Una chiesa gremita, il silenzio e il dolore di una comunità e tanti palloncini bianchi nel cielo. È stato il giorno dell’ultimo saluto a Noemi e Desirée, le due sorelle di 11 e 4 anni morte a seguito delle ferite riportate nel tragico incidente stradale avvenuto il 23 agosto sulla Pontebbana, all’altezza di Basiliano, mentre stavano tornando dal mare insieme al padre.

A Paderno, dove le bambine vivevano con la famiglia, la partecipazione al dolore dei genitori Jessica Foladore e Addis Schiavo è stata profonda: come segno di vicinanza, con la proclamazione del lutto cittadino, il quartiere si è fermato.

La chiesa piena e i due piccoli feretri bianchi

La chiesa di Sant’Andrea Apostolo non è riuscita a contenere tutte le persone arrivate per stare accanto alla famiglia. Di fronte all’altare, circondati dai fiori, i due piccoli feretri bianchi hanno raccolto gli sguardi e il dolore dei presenti e l’ultimo saluto di mamma e papà, Jessica Foladore e Addis Schiavo.

A celebrare la funzione è stato monsignor Pierluigi Mazzocato, parroco di Paderno, una figura che conosceva Noemi e Desirée fin dall’inizio della loro vita: era stato lui a battezzare entrambe le sorelle. Nell’omelia ha ricordato il rapporto tra le due bambine, sottolineando in particolare quanto Noemi si prendesse cura della sorellina più piccola, quasi fosse una seconda mamma.

“Chiedete a Dio di dare forza e coraggio a mamma e papà”

Nell’omelia, monsignor Mazzocato ha rivolto idealmente proprio alle due bambine una richiesta: “Ora con lei sei lassù davanti all’altare di Dio.
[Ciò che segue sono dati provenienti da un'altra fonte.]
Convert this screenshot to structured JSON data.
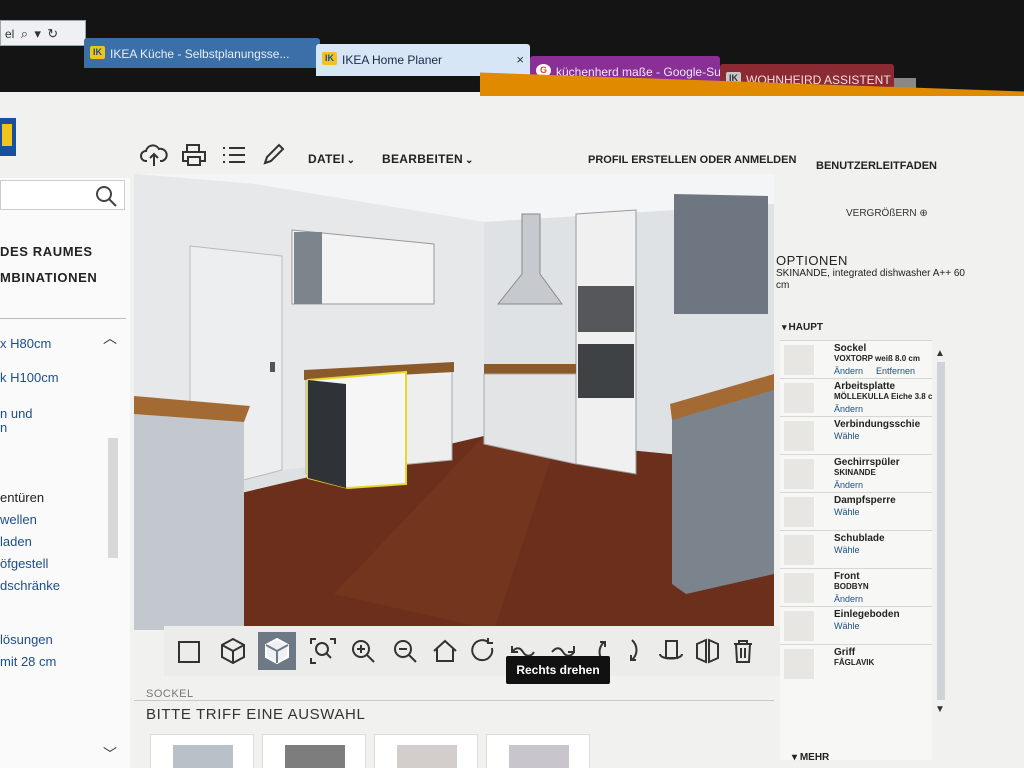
{
  "browser": {
    "address_fragment": "el",
    "tabs": [
      {
        "title": "IKEA Küche - Selbstplanungsse...",
        "icon": "ikea-favicon"
      },
      {
        "title": "IKEA Home Planer",
        "icon": "ikea-favicon",
        "close": "×"
      },
      {
        "title": "küchenherd maße - Google-Su...",
        "icon": "google-favicon"
      },
      {
        "title": "WOHNHEIRD ASSISTENT - ...",
        "icon": "ikea-favicon"
      }
    ]
  },
  "header": {
    "menus": [
      "DATEI",
      "BEARBEITEN"
    ],
    "menu_chevron": "⌄",
    "links": [
      "PROFIL ERSTELLEN ODER ANMELDEN",
      "BENUTZERLEITFADEN"
    ],
    "icons": [
      "upload-cloud-icon",
      "print-icon",
      "list-icon",
      "pencil-icon"
    ]
  },
  "left_panel": {
    "categories": [
      "DES RAUMES",
      "MBINATIONEN"
    ],
    "items": [
      {
        "text": "x H80cm",
        "style": "link"
      },
      {
        "text": "k H100cm",
        "style": "link"
      },
      {
        "text": "n und",
        "style": "link"
      },
      {
        "text": "n",
        "style": "link"
      },
      {
        "text": "entüren",
        "style": "dark"
      },
      {
        "text": "wellen",
        "style": "link"
      },
      {
        "text": "laden",
        "style": "link"
      },
      {
        "text": "öfgestell",
        "style": "link"
      },
      {
        "text": "dschränke",
        "style": "link"
      },
      {
        "text": "lösungen",
        "style": "link"
      },
      {
        "text": "mit 28 cm",
        "style": "link"
      }
    ]
  },
  "viewport": {
    "view_buttons": [
      "2d-view-icon",
      "3d-view-icon",
      "3d-solid-view-icon"
    ],
    "nav_buttons": [
      "zoom-fit-icon",
      "zoom-in-icon",
      "zoom-out-icon",
      "home-icon",
      "rotate-left-icon",
      "turn-left-icon",
      "turn-right-icon",
      "tilt-up-icon",
      "tilt-down-icon",
      "rotate-object-icon",
      "flip-icon",
      "trash-icon"
    ],
    "tooltip": "Rechts drehen"
  },
  "bottom": {
    "section_label": "SOCKEL",
    "heading": "BITTE TRIFF EINE AUSWAHL",
    "swatch_colors": [
      "#b9c0c8",
      "#7d7d7d",
      "#d3cdcc",
      "#c8c6cc"
    ]
  },
  "right_panel": {
    "zoom_link": "VERGRÖßERN",
    "options_title": "OPTIONEN",
    "options_desc": "SKINANDE, integrated dishwasher A++ 60 cm",
    "section": "HAUPT",
    "items": [
      {
        "name": "Sockel",
        "sub": "VOXTORP weiß 8.0 cm",
        "actions": [
          "Ändern",
          "Entfernen"
        ]
      },
      {
        "name": "Arbeitsplatte",
        "sub": "MÖLLEKULLA Eiche 3.8 cm",
        "actions": [
          "Ändern"
        ]
      },
      {
        "name": "Verbindungsschie",
        "sub": "",
        "actions": [
          "Wähle"
        ]
      },
      {
        "name": "Gechirrspüler",
        "sub": "SKINANDE",
        "actions": [
          "Ändern"
        ]
      },
      {
        "name": "Dampfsperre",
        "sub": "",
        "actions": [
          "Wähle"
        ]
      },
      {
        "name": "Schublade",
        "sub": "",
        "actions": [
          "Wähle"
        ]
      },
      {
        "name": "Front",
        "sub": "BODBYN",
        "actions": [
          "Ändern"
        ]
      },
      {
        "name": "Einlegeboden",
        "sub": "",
        "actions": [
          "Wähle"
        ]
      },
      {
        "name": "Griff",
        "sub": "FÅGLAVIK",
        "actions": []
      }
    ],
    "more_link": "MEHR"
  }
}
A te e a tua sorella affidò un compito: chiedi a Dio che dia forza, coraggio e tanta speranza a mamma, papà, ai vostri cari, ai tanti vostri amici”.
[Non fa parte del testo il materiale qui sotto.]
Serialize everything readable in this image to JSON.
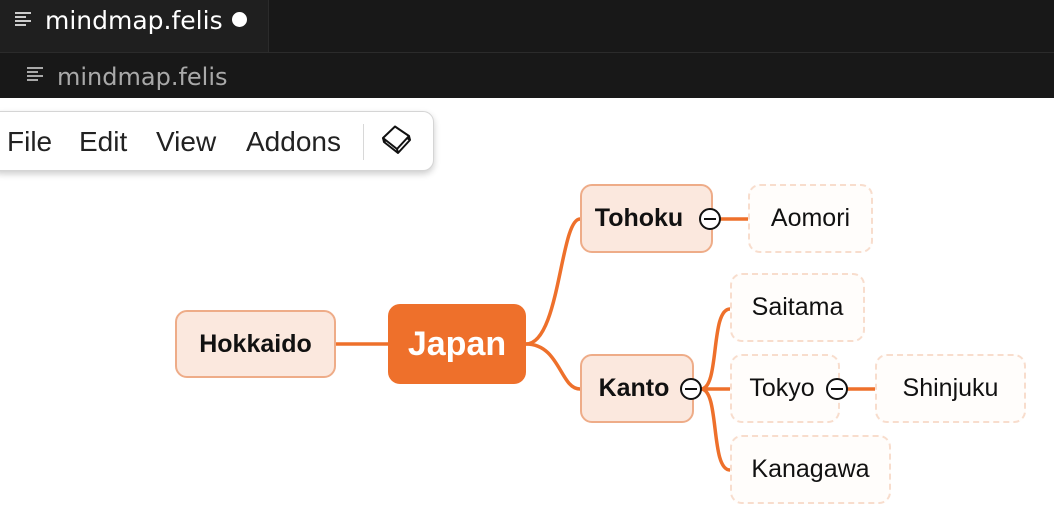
{
  "editor": {
    "tab_title": "mindmap.felis",
    "breadcrumb_title": "mindmap.felis",
    "tab_icon": "file-lines-icon",
    "breadcrumb_icon": "file-lines-icon",
    "unsaved_indicator": "dot"
  },
  "menu": {
    "items": [
      "File",
      "Edit",
      "View",
      "Addons"
    ],
    "extra_icon": "book-icon"
  },
  "mindmap": {
    "root": "Japan",
    "nodes": {
      "hokkaido": "Hokkaido",
      "tohoku": "Tohoku",
      "kanto": "Kanto",
      "aomori": "Aomori",
      "saitama": "Saitama",
      "tokyo": "Tokyo",
      "kanagawa": "Kanagawa",
      "shinjuku": "Shinjuku"
    },
    "colors": {
      "accent": "#ee702b",
      "branch_fill": "#fbe8de",
      "branch_border": "#eeac88",
      "leaf_border": "#f8ddcd"
    }
  }
}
Tra i ricordi affidati alla celebrazione c’è stato anche quello legato alla casa della famiglia, dove era comparsa una frase destinata oggi ad assumere un significato ancora più doloroso: “Il nostro caldo amore durerà per sempre“. Proprio da quelle parole è partito il richiamo di monsignor Mazzocato alla famiglia e alla comunità. Quel legame, ha sottolineato, continuerà più forte della morte“.

Mazzocato ha quindi rivolto un pensiero particolare a Jessica e Addis, ai familiari e agli amici, invitandoli a trovare nella vicinanza reciproca la forza per affrontare il dolore. “Questa vicinanza sentitela come caldo amore che vogliamo esprimere nei vostri confronti“, ha detto ai genitori e ai loro cari.

Il dolore di una comunità intera

Accanto ai genitori, il dolore era evidente. In chiesa e all’esterno si sono raccolte persone che avevano conosciuto le bambine in contesti diversi della loro quotidianità: compagni di scuola, amici del centro estivo, del catechismo e dello sport, insieme a numerosi cittadini.

Alla cerimonia ha partecipato anche il sindaco di Udine Alberto Felice De Toni, insieme ai sindaci o ai rappresentanti dei Comuni di Bertiolo, Resia, Basiliano e Campoformido.

Alla fine della funzione, fuori dalla chiesa, sono stati liberati in cielo decine di palloncini bianchi. Un ultimo gesto per accompagnare simbolicamente Noemi e Desirée nel loro ultimo viaggio, mentre intorno alla famiglia restava stretta una comunità profondamente colpita dalla tragedia.